Gareth Leslie "Gaz" Holgate (born 3 December 1987) is a Welsh-born Philippine international rugby union player. Born in St Asaph, Denbighshire, Holgate currently plays for Japanese club Kyuden Voltex. His primary position is as a centre, but he can also play as a fly-half.

==Career==

===Early years===
Born in St Asaph, Denbighshire, to a Filipina mother and an English father, Holgate grew up in Gwaenysgor, near Prestatyn, and attended Rydal Penrhos in Colwyn Bay. While also playing for the school team, he began his rugby career with Rhyl and District RFC and played for them until he moved to Cardiff in 2007 to study at UWIC.

===UWIC RFC===
While at UWIC, Holgate played for the university rugby team, UWIC RFC, in the WRU Division One East. After a short time with UWIC, Holgate received a call-up to the Philippines rugby sevens team for the 2007 SEA Games in December 2007, having qualified by virtue of his mother's Filipina heritage. The team reached the final, but lost 29–14 to the hosts, Thailand. This was soon followed by appearances for the Philippines national XV in the inaugural Asian Five Nations tournament in July 2008; he scored a try in the team's 101–0 win over Brunei and also played in a 20–8 win over Guam as the Philippines won the Pacific-Asia division. He played again in the 2009 Asian Five Nations, but suffered an ankle injury in the Division 3 semi-final against Iran that kept him out of the 25–0 win over Guam in the final. The 2010 Asian Five Nations saw Holgate compete for the Philippines in Division II. He played on the wing in the 53–33 semi-final win over Thailand, before the Philippines went on to beat the hosts, India, 34–12 in the final to secure promotion to Division I.

===Zhermack Badia===
Holgate graduated from UWIC in 2010 and subsequently signed for Zhermack Badia of Serie A, the second tier of rugby in Italy. During the 2010–11 season, he scored seven tries in 18 appearances. The season culminated with Holgate being named in the Philippines squad for the 2011 Asian Five Nations Division I in Ansan, South Korea. He played at outside centre in the semi-final against South Korea, but despite a good performance, he was unable to prevent a 34–20 defeat. However, in the third-place play-off against Malaysia, Holgate scored a hat-trick of tries as the Philippines secured an 86–20 win to retain their Division I status for the 2012 tournament.

===Kyuden Voltex===
After a year in Italy, Holgate signed for Japanese club Kyuden Voltex, who, at the time, played in the second tier of Japanese rugby. He made his debut in a 22–7 friendly win over Meiji University on 12 June 2011.

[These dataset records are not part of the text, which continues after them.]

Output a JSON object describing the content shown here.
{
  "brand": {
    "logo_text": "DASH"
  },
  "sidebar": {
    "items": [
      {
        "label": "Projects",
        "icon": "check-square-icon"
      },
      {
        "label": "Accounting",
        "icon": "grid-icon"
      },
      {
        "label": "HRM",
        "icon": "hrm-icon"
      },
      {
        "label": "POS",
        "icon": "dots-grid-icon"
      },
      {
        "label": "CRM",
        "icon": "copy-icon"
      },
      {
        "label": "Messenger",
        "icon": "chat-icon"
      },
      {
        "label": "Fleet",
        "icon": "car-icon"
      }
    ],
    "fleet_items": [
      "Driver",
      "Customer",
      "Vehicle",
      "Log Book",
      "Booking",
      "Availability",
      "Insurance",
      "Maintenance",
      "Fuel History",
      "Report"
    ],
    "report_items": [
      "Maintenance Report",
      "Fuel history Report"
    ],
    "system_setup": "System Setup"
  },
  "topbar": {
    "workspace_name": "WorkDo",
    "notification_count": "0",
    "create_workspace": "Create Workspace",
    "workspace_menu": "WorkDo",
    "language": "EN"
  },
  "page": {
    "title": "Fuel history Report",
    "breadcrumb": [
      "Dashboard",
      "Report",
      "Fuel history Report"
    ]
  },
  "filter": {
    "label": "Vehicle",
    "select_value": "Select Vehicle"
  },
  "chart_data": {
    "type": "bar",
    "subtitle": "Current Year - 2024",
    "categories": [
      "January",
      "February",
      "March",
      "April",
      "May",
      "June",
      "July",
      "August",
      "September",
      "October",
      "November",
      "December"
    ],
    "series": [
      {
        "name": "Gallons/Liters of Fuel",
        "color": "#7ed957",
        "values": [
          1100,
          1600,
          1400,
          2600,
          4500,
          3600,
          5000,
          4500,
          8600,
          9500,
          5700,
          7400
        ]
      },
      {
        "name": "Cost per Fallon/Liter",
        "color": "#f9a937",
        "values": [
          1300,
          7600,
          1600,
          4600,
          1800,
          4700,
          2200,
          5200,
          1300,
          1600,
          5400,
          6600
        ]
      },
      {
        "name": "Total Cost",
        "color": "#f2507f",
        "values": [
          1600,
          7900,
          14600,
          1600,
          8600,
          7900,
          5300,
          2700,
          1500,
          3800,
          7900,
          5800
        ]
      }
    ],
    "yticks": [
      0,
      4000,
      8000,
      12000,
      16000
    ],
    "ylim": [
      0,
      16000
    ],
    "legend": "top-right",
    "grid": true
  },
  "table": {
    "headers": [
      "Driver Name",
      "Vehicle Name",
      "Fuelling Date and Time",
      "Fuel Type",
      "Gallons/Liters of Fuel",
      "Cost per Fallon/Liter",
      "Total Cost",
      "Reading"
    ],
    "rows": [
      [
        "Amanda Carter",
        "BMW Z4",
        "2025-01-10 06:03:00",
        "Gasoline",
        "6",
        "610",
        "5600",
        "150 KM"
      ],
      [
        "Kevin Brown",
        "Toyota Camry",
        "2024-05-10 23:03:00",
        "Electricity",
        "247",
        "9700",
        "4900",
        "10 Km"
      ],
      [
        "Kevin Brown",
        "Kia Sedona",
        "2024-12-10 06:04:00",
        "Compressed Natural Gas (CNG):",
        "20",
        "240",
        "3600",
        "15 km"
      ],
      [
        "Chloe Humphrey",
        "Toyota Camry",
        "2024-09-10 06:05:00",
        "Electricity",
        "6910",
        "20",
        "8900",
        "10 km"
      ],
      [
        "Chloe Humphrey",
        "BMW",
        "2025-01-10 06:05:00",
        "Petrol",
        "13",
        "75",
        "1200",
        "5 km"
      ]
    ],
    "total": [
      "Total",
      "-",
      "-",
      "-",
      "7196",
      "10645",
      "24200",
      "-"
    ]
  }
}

Holgate was part of the Philippines Sevens team that qualified for the 2013 Rugby World Cup Sevens tournament in Moscow, their first appearance in the tournament. After a three-week training camp, Holgate was named in the Philippines final 12-man squad for the tournament. Holgate played in all three of the Philippines' Pool C matches against Kenya, Samoa and Zimbabwe, making history against Kenya by scoring the Philippines' first ever try in the competition.